6. The UK is currently in dispute with other nations within the EU, such as Denmark, over national fishing limits beyond the 12nM limit.
7. The UNCLOS recognises median lines as an inhibition to any claimed fisheries within the 200nM range.
8. The Isle of Man is not part of the UK or EU. Protocol Three (of the UK's Act of Accession) does not deal with fisheries. Hence, any claims by the UK or any other member of the European Union over our waters is unsustainable: Our only obligation under Protocol Three is the equal treatment of European
9. Despite this and for reasons that change according to who is being asked, EU directives appear to have been applied to Manx waters for several decades.
10. The Isle of Man's legitimate claim to its rightful fishing territory will only gain international recognition if it is lodged with the UN.
11. The UK is currently at odds with much of the EU over the CFP and intends withdrawing in January 2006. This appears to us to be be the motivation for the current review, at least on the part of the UK.
12. The CFP has apparently failed to protect fish stocks in the European and Manx fisheries and a 12nM limit will not adequately protect fish stocks from over-prosecution under the CFP.
13. The UK's "adoption" of our waters goes back (officially) to at least 1964 when our waters were, without consultation with the Isle of Man, included in with its own waters for the purpose of a treaty (1964 European Fisheries Convention) with several other countries. This established the 12 nM "UK" fishery that included Manx waters.
All the forgoing demonstrates that the continental waters are being carved up by those who choose to claim them under international law and the UK's claim over our waters has no legitimacy in international or even European law.
Irrespective of how the Isle of Man's fisheries are ultimately managed, there will and can be no effective management until we have control over them and the proposals in the DAFF document essentially provide for nothing more than a method for the UK to continue its own ability to prosecute our waters to its own advantage: We can only presume that the eagerness to recognise "historic rights" is to avoid offending a small but vociferous element of UK registered fishermen currently expoiting our waters.
If the government in the Isle of Man continues to accept the legitimacy of the UK's claims, then it stands to commit an enduring disservice to the Manx nation and make, by precedent, our rightful acquisition of our territorial seas (i.e. to the median line) all the more difficult.
When we acquire control over our own waters, the priority must be to conserve and improve fish stocks within the zone.
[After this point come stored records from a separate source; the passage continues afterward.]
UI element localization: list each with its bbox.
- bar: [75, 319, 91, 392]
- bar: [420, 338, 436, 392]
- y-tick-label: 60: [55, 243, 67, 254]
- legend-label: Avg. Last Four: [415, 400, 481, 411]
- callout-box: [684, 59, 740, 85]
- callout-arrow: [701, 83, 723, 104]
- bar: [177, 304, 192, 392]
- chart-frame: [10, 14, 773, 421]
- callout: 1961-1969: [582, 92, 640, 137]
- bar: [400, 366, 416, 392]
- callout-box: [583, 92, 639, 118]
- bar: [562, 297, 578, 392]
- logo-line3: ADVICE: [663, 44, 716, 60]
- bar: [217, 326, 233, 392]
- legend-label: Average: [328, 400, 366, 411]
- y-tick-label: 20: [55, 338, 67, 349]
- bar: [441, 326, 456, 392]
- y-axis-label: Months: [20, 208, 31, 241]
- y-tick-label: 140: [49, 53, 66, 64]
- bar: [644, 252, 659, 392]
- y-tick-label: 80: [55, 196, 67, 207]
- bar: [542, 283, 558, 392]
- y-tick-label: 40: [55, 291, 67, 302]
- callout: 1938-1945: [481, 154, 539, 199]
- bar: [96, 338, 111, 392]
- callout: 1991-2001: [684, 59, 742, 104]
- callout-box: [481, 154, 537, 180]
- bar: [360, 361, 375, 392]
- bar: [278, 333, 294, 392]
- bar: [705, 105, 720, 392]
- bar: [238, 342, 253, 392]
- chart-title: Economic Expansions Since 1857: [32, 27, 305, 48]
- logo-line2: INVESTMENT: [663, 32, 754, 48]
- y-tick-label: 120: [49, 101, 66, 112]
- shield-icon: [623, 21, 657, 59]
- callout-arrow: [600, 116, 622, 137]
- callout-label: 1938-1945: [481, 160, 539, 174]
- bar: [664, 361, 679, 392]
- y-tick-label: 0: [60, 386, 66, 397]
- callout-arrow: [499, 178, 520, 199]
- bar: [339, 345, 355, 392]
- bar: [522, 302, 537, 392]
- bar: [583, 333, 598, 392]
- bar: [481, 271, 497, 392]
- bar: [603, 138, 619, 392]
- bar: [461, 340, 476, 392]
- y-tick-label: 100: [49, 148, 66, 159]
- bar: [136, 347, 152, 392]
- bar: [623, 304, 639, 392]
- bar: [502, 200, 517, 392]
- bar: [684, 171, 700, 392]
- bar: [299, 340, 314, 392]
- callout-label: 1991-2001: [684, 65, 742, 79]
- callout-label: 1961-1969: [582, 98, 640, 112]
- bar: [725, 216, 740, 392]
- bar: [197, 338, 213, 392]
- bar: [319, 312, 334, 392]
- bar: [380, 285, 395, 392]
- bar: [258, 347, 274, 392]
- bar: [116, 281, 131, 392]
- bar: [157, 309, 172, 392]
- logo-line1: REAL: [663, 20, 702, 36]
The objective of this must be to provide employment for our own on one hand and provide for future generations on the other. The international Kyoto Agreement should be used as a frame of reference for this.
This means that licensing fishermen to take fish and land them elsewhere is counterproductive. The objective must be to catch, land and process fish within the Isle of Man. This will aid in retaining wealth within our economy and encourage a greater diversity of employment.
Licensing for fishing alone, with no landing requirement, can only serve to further diminish our stocks for a relatively small amount of money with no associated benefits.
Given the increased cost of effectively policing the increased area, penalties for transgression should reflect the economic realities of both the cost of enforcement and the potential financial gains to transgressors who go unpunished.
Reciprocal agreements should only be considered if the Manx fisheries can sustain fishing by non-Manx boats with a like for like, tonne for tonne opportunity for Manx boats to fish when our seasons are closed. Otherwise, stocks should be left untouched until such time as they are stable and Manx fishermen wish to fish them.
Footnote - The Minister, Mr. Phillip Gawne indicated that he did not intend being assertive about Manx rights. As a consequence, the Island ended up with even less than originally propsed by the UK.